7. Where Should China Focus Its Efforts?
First, the state mobilisation system [举国体制] should be used to offer AI application scenarios and markets. AI is a highly market-oriented racecourse, where R&D and commercialisation require sharp commercial judgement and rapid iterative improvements. On the supply side, the public sector should yield fully to market actors. Government should not overstep when directing industrial development [政府不越位主导产业发展]; nor should central and local state-owned enterprises (SOEs) compete with the people for profits [与民争利]. The market should be the selector of technological routes and business models. Only in this way can China’s AI development keep pace with the innovation speed of US tech giants.
Conversely, on the demand side, the public sector should fully leverage the institutional advantages of the state mobilisation system and its ultra-large market to create application scenarios and markets for mature and immature AI technologies and products. This includes not only the many public domains directly administered by government departments—such as healthcare, education, transport and government services—but also key industries dominated by central and local SOEs, including energy, communications, aviation and the military-industrial complex. Creating such a large volume of real scenarios, demand and feedback will provide the most direct and effective policy support for China’s AI development, helping firms accelerate iterative improvements in technology from prototypes to mass production and from pilots to scalability. This will thereby win China time and space [赢得时间和空间] in the Sino–US AI competition.

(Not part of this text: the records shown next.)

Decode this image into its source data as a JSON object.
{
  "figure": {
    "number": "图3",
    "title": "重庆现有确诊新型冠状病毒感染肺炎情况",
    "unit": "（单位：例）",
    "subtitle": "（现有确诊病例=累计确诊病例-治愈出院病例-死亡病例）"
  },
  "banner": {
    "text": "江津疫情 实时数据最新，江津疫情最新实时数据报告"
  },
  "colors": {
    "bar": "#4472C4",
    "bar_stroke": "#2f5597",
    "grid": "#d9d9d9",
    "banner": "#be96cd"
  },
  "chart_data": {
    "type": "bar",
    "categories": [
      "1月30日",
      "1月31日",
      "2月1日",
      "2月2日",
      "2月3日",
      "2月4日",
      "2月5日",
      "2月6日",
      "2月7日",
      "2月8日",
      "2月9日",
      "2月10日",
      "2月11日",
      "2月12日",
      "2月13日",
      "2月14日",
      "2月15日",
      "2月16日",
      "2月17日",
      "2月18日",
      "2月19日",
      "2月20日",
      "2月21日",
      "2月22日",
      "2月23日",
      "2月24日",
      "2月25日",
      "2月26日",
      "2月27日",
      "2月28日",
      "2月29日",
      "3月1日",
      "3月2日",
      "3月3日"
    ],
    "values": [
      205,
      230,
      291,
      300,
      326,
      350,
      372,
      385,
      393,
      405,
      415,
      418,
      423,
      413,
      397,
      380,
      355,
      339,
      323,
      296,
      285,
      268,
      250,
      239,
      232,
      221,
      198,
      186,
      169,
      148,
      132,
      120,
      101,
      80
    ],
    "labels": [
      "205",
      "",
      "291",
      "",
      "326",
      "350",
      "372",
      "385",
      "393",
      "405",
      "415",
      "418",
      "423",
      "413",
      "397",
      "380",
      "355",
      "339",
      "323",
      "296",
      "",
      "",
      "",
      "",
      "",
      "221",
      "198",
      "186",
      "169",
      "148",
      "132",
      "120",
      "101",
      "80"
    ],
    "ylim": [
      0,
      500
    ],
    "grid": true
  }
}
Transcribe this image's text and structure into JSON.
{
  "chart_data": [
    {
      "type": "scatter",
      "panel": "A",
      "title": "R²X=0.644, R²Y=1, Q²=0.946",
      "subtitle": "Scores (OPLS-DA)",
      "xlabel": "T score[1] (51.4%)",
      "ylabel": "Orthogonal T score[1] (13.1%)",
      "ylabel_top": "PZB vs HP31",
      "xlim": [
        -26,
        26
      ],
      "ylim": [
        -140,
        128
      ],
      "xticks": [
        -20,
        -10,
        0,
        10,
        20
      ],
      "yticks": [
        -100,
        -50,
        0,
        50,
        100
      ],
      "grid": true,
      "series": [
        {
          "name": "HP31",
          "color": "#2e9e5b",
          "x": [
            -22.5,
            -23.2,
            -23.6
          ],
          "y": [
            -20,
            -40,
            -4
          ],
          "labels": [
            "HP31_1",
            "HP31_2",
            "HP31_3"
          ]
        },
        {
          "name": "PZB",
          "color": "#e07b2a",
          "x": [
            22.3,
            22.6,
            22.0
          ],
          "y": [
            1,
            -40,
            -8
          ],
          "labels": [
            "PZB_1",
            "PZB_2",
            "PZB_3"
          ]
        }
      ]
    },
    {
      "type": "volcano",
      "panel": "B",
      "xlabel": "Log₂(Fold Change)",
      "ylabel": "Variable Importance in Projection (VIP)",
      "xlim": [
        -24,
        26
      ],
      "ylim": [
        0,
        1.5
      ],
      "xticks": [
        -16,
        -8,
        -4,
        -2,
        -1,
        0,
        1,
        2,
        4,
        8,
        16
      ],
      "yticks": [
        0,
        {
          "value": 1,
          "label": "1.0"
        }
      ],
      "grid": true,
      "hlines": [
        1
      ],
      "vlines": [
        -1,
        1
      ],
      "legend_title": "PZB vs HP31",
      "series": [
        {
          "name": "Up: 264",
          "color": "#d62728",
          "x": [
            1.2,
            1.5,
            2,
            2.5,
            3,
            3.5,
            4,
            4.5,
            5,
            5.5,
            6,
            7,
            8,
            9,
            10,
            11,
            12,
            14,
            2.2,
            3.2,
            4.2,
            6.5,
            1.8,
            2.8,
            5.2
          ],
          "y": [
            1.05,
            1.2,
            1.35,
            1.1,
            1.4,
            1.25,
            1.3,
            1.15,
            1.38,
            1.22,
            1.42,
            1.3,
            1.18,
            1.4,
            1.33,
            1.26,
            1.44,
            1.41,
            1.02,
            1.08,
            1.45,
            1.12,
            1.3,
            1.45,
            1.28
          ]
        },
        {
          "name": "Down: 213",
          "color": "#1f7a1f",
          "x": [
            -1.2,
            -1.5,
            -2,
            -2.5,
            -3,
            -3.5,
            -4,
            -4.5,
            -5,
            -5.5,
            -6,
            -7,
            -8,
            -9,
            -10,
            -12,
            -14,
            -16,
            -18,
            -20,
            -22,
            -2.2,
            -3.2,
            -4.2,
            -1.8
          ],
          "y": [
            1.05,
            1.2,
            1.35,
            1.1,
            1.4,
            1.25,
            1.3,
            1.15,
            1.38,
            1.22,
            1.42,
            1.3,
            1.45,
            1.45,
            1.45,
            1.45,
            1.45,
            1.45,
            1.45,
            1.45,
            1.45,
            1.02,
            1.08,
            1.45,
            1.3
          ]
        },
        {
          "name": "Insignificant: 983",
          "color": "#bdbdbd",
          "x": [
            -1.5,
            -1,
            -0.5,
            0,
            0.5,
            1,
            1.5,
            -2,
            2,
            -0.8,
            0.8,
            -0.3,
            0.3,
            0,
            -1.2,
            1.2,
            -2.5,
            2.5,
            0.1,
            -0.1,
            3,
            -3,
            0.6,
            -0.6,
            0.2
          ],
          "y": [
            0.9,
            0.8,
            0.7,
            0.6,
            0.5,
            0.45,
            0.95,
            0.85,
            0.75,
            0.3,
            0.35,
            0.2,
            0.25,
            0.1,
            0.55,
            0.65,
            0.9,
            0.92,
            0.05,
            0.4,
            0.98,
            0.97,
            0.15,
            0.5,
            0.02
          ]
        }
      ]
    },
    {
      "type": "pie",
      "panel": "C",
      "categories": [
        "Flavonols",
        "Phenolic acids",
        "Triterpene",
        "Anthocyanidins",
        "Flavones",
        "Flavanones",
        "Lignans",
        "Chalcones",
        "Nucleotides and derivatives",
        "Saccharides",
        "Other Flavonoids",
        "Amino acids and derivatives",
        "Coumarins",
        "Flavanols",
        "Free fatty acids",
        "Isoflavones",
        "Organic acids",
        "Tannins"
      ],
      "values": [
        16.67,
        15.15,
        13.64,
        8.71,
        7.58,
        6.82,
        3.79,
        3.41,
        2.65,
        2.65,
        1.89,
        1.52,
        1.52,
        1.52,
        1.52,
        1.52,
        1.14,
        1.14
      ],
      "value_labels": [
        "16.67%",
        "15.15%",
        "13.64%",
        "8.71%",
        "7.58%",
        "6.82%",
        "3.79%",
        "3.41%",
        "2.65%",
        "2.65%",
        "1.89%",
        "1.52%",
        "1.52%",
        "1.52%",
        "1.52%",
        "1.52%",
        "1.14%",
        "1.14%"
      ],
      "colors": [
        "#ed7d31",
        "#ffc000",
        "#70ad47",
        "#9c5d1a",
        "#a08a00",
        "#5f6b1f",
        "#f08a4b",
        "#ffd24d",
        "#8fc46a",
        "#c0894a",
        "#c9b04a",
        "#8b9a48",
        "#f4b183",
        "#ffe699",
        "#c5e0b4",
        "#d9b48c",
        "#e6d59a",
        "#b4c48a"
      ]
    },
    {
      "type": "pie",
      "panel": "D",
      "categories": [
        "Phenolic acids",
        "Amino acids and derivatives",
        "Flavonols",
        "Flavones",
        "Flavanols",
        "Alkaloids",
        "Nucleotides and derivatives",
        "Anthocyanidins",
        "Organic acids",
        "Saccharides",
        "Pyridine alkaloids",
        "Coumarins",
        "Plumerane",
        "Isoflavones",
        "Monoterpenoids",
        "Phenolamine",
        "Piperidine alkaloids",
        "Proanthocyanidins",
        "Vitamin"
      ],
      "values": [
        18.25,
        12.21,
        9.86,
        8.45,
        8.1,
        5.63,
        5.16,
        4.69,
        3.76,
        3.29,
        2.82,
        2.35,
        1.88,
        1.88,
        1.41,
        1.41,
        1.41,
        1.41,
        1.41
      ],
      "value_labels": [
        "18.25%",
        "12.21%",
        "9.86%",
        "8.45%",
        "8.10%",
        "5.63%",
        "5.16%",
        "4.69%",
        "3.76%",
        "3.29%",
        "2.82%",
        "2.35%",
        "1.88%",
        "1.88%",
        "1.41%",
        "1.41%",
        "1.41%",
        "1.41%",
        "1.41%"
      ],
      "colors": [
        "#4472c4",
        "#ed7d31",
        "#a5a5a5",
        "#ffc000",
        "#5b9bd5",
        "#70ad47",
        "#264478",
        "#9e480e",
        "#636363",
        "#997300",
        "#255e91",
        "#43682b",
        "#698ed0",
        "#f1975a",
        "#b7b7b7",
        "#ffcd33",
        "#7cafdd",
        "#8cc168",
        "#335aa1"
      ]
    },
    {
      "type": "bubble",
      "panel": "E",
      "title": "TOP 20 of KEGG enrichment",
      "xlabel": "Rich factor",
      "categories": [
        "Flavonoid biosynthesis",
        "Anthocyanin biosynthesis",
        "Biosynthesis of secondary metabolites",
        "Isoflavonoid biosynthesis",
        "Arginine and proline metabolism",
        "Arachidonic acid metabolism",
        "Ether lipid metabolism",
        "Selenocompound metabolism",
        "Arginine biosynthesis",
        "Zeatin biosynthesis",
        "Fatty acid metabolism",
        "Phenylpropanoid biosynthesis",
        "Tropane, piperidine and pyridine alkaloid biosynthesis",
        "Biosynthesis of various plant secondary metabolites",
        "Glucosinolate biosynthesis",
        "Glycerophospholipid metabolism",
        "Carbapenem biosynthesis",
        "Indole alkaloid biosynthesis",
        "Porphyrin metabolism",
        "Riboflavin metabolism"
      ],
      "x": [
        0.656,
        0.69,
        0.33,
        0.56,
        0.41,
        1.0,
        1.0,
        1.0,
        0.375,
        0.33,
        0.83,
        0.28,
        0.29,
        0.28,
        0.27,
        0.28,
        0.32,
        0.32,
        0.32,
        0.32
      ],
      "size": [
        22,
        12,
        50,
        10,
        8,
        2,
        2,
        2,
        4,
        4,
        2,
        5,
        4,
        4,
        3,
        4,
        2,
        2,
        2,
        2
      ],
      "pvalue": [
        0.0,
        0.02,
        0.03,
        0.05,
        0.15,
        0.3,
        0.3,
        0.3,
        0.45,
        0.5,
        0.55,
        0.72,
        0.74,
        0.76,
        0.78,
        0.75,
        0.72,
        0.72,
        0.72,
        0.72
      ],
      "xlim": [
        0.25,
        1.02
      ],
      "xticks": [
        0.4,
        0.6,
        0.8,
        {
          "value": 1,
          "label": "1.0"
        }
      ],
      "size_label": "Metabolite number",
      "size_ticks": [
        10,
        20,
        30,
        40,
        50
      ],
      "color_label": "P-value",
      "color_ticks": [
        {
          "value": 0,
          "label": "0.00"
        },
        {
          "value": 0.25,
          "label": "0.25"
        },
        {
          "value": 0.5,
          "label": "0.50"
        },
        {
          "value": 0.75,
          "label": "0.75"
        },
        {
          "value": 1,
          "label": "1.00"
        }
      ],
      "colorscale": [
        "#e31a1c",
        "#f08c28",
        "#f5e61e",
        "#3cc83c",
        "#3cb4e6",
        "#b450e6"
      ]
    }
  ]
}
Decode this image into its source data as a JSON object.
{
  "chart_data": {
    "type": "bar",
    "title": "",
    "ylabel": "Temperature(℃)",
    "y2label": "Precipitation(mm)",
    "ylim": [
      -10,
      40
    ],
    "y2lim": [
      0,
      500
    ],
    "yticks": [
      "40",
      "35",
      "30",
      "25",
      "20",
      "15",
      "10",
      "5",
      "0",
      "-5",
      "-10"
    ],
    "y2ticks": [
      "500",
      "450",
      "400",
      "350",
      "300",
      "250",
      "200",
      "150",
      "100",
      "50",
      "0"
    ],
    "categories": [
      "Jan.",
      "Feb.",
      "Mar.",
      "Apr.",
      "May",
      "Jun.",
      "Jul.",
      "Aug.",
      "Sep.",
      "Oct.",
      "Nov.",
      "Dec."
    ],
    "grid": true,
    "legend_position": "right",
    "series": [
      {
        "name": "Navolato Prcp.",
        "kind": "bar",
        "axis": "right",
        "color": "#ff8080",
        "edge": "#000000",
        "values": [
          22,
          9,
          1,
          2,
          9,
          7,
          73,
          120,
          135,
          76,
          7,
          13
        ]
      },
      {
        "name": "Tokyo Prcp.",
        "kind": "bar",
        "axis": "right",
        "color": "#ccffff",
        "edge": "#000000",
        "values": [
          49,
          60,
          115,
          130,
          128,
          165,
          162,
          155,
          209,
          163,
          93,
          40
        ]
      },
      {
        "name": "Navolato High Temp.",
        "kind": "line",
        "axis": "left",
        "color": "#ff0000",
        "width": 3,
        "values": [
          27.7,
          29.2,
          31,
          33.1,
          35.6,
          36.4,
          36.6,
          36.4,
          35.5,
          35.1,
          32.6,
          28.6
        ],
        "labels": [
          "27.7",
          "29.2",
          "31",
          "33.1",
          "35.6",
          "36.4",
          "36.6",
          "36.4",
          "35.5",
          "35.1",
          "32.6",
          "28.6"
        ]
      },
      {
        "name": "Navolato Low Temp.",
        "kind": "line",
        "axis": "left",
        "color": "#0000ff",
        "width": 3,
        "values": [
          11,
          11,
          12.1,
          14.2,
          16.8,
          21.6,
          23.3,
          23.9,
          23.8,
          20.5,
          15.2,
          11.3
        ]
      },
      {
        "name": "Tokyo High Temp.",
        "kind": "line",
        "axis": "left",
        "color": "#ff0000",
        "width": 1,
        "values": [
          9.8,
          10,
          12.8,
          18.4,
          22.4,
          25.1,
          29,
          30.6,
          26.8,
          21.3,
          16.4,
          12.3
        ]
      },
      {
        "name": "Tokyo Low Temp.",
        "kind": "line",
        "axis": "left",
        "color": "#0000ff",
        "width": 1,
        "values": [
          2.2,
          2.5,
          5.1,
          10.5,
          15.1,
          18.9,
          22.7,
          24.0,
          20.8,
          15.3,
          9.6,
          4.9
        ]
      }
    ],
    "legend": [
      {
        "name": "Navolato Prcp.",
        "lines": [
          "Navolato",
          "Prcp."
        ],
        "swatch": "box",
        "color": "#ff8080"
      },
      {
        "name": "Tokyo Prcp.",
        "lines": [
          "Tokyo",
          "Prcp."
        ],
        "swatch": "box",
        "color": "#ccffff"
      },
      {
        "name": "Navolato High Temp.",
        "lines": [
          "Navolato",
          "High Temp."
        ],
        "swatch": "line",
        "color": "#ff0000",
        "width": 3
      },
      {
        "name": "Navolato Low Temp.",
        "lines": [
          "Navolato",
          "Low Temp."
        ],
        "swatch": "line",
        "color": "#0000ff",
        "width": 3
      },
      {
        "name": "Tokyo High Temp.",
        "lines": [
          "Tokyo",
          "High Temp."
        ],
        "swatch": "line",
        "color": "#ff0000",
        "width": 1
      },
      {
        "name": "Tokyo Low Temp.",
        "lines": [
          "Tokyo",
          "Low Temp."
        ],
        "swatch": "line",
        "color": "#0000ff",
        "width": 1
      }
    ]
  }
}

Second, [we must] fully unleash the “entrepreneurial spirit” [“企业家精神”] of local governments. Over more than forty years of reform and opening-up, a key source of China’s economic vitality beyond the central government’s top-level design and institutional reform has been local governments’ “entrepreneurial spirit”—that is, their proactive role in industrial and economic development, their willingness to experiment and their partnerships with local firms to open up markets. As BYD’s founder Wang Chuanfu put it, “Without Shenzhen, there would be no BYD.” Cities such as Hefei, Suzhou and Wuhan have likewise nurtured leading tech champions [科技龙头] and the vital role of local governments has been repeatedly proven in practice. Of course, unrestrained local governments can give rise to collusion and rent-seeking [权钱交易], but excessively shackled local governments lead to more serious problems such as governance inertia [懒政惰政]; the former is a problem within development, but the latter is the deadlier problem of non-development.
In the present and foreseeable future, when the Sino–US AI race is counted in days, development is the foremost priority. Therefore, we should fully unleash the “entrepreneurial spirit” of local governments, especially in regions where innovation factors [创新要素] are highly concentrated, such as the Greater Bay Area, the Yangtze River Delta, and the Beijing–Tianjin–Hebei region. [These areas] should be granted greater space for institutional innovation and trial-and-error. Only in this way can more breakthrough players [突破者] like DeepSeek emerge on the AI racecourse and foster “the next BYD” across various sub-racecourses.